Susan Anton is sharing details of what it was like to work and befriend some of the most iconic stars.
With a career that spans decades, the '70s poster girl has met her fair share of celebrities along the way, but possibly the most memorable encounters she had were with Kenny Rogers and Frank Sinatra, she revealed in an interview with Fox News.
"Kenny Rogers was just everything you imagined him to be and more," she said, describing the musician as "loving," "generous," and "always happy to share the stage with you."
In a previous interview with FamousInterview.com, Anton explained she opened for Rogers on stage for two years. Speaking with Fox, she pointed out Rogers was always supporting and cheering her.
"And, my gosh, he was so much fun off stage," Anton said, recalling how Rogers was "always pulling practical jokes and shenanigans."

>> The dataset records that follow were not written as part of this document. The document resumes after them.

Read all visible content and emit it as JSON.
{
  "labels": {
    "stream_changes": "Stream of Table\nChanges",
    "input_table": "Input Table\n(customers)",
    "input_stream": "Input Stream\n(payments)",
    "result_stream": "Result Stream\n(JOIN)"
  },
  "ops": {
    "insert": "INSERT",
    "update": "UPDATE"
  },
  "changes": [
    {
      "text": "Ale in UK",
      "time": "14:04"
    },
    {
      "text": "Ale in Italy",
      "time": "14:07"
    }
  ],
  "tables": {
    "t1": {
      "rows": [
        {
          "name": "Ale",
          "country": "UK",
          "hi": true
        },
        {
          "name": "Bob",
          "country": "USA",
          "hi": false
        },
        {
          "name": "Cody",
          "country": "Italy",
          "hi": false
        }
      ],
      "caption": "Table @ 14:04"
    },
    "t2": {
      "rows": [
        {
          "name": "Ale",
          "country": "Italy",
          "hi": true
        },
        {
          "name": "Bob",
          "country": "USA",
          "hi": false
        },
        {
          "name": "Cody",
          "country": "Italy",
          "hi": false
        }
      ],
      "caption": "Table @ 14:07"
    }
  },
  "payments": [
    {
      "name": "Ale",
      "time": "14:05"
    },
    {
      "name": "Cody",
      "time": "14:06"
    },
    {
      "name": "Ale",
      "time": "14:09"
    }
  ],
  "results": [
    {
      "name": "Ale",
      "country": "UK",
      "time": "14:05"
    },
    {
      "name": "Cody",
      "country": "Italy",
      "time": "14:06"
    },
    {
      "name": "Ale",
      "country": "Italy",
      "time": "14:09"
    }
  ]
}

She recounted how he would visit drive-thrus after shows and when he drove up to the counter in a limo would casually introduce himself.
"People were stunned. Imagine Kenny Rogers driving up to Jack in the Box," Anton said. "That's just the kind of guy he was. He was always ready to have fun.
"He was a huge star by then, and yet he was always humble and kind. He never took anything for granted. I think that was part of his charm."
Anton was full of equal praise for Sinatra, who she noted to be a "gracious" host.
"He was very aware of everybody who was in the room," she said. "No matter how big that room was, he could tell if someone's glass was empty and he made sure they were taken care of. He always made you feel like you were the most important person in the room. He was very, very passionate about his music."
Anton explained she grew up in the '60s, with bands like The Beatles, and would often jokingly argue with Sinatra over music.
"Frank would say, 'There are no good songwriters today.' And I would say, 'I'm sorry, but I disagree,'" she recalled. "Everyone in the room would just gasp. Like wait a minute, are you disagreeing with Frank Sinatra? No one does that. But he welcomed those debates."
Ultimately, Anton credited her debates over music with Sinatra for helping her musical career.
"He loved having an intellectual conversation with you," she said. "We would have these amazing conversations about what makes a great song and how something stands the test of time. Those conversations helped me how to pick material wisely."